When I met him at his home in the garrison town of Rawalpindi in 2009, he recalled meeting Osama bin Laden and other leading figures of the Afghan jihad. His home was full of paraphernalia from that time, including a mounted Kalashnikov, an RPG launcher and missile casings decorated with verses praising the mujahideen.

But the most intriguing item was a glass case containing a graffitied chunk of the Berlin Wall, which Tarar said was a gift from US officials. The brass inscription panel read: “To Col Imam, with deepest respect to the one who helped deliver the first blow.”

Tarar, whom officials in Kabul accused of continuing to support the Afghan Taliban, was kidnapped last March along with a British reporter working for Channel 4 and Khalid Khawaja, another former ISI official.

The journalist was released last September; Khawaja was killed by his captors in April. A video, broadcast last summer, showed a gaunt Tarar flanked by two masked and armed men. “You know well what they’re capable of,” he intoned, urging that his kidnappers’ demands be met.

Before he was abducted, Tarar was a strong advocate of negotiations with the Afghan Taliban, insisting that his old disciple Mullah Omar would be open to talks with the US.

“For how many years have [the Americans] been fighting, spending billions . . . but yet they have failed? [They] must change their policy,” he told me. “[Mullah Omar] has no ambition beyond Afghanistan . . . He is not interested in power. He simply wants his country to be at peace. They can resolve this thing . . . If the Americans do that they will have a respectable retreat from this region.”

Tarar also praised the indigenous Taliban, who at the time held sway in pockets of Pakistan’s troubled northwest, arguing that they were fighting for justice.
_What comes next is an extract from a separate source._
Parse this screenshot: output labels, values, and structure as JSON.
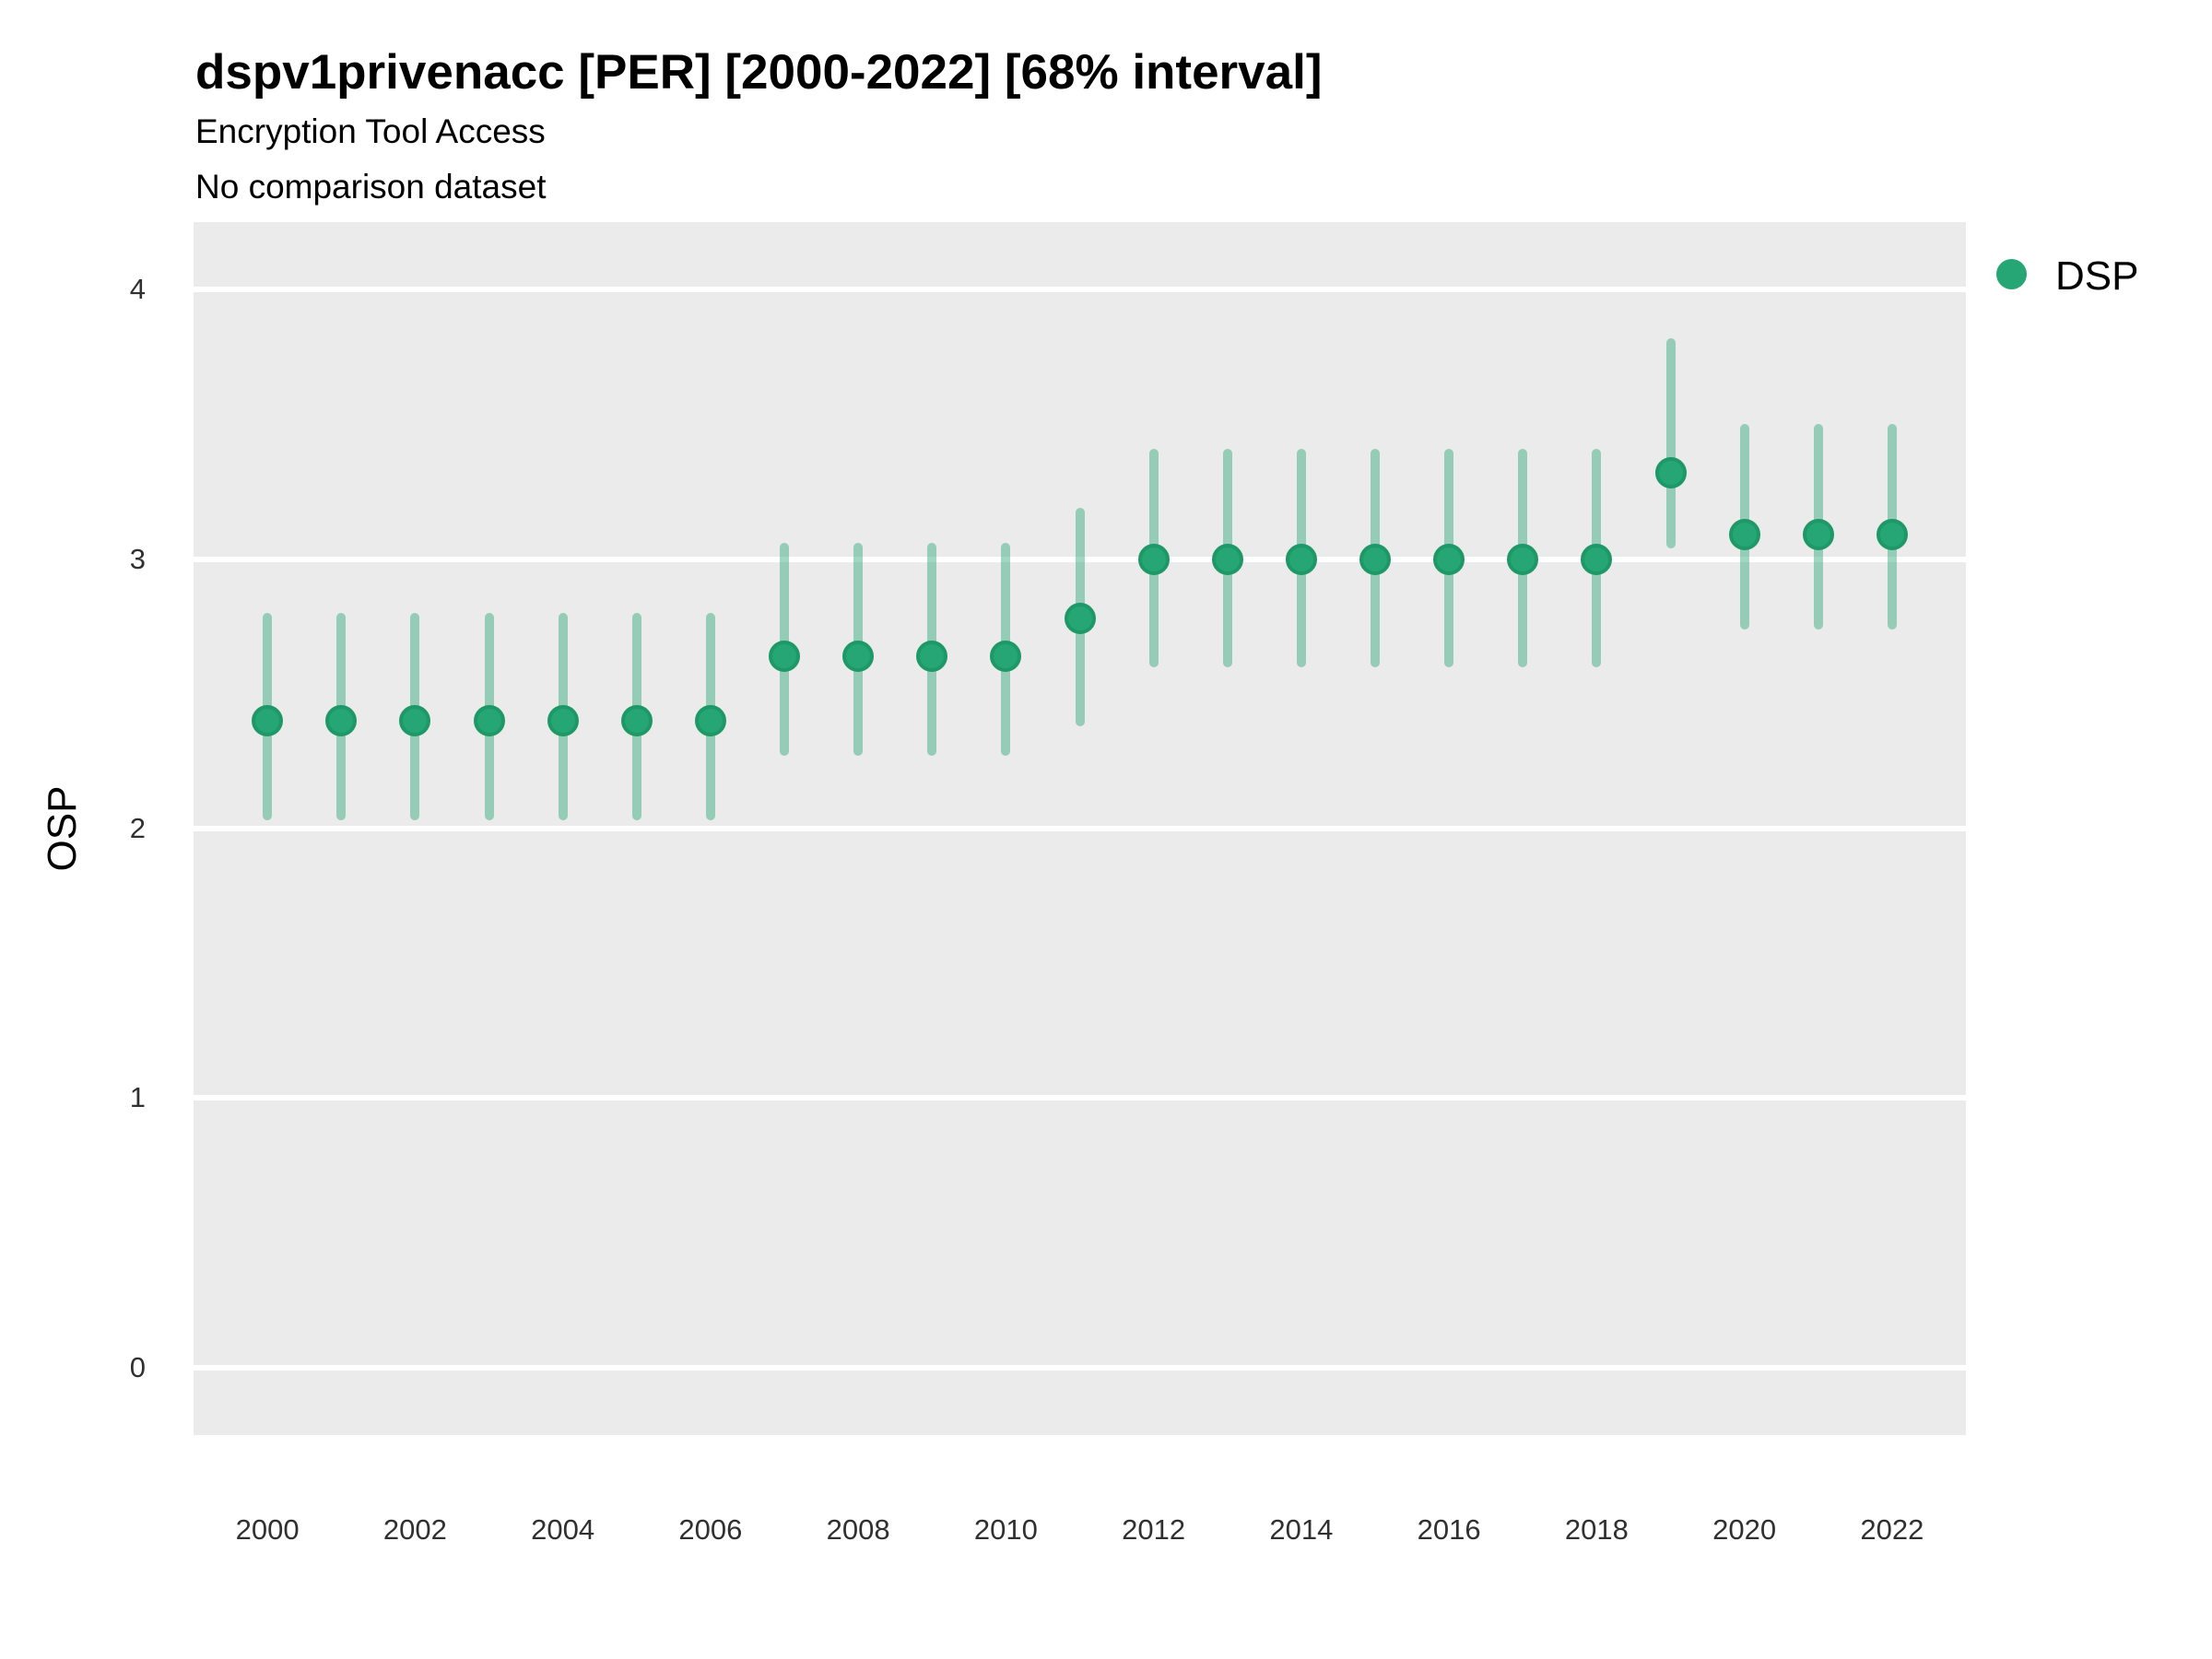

But there were few degrees of separation between the swaggering Pakistani Taliban then cheered by Tarar and the militants who kept him hostage for almost a year despite reported entreaties from the likes of Mullah Omar. Tarar’s apparent error was to overestimate his influence and to misjudge the younger, more ruthless generation of militants that had sprung from the seed he helped sow.

Tarar’s death will discomfit his former colleagues in Pakistan’s security apparatus who still cleave to the decades-old policy of fostering militants for reasons of “strategic depth”. As an editorial in Pakistan’s Dawn newspaper put it: “Here lies an uncomfortable truth . . . like Frankenstein’s monster, what once made sense in laboratory conditions has proved to be a terrible, endless nightmare, unleashed in the real world.”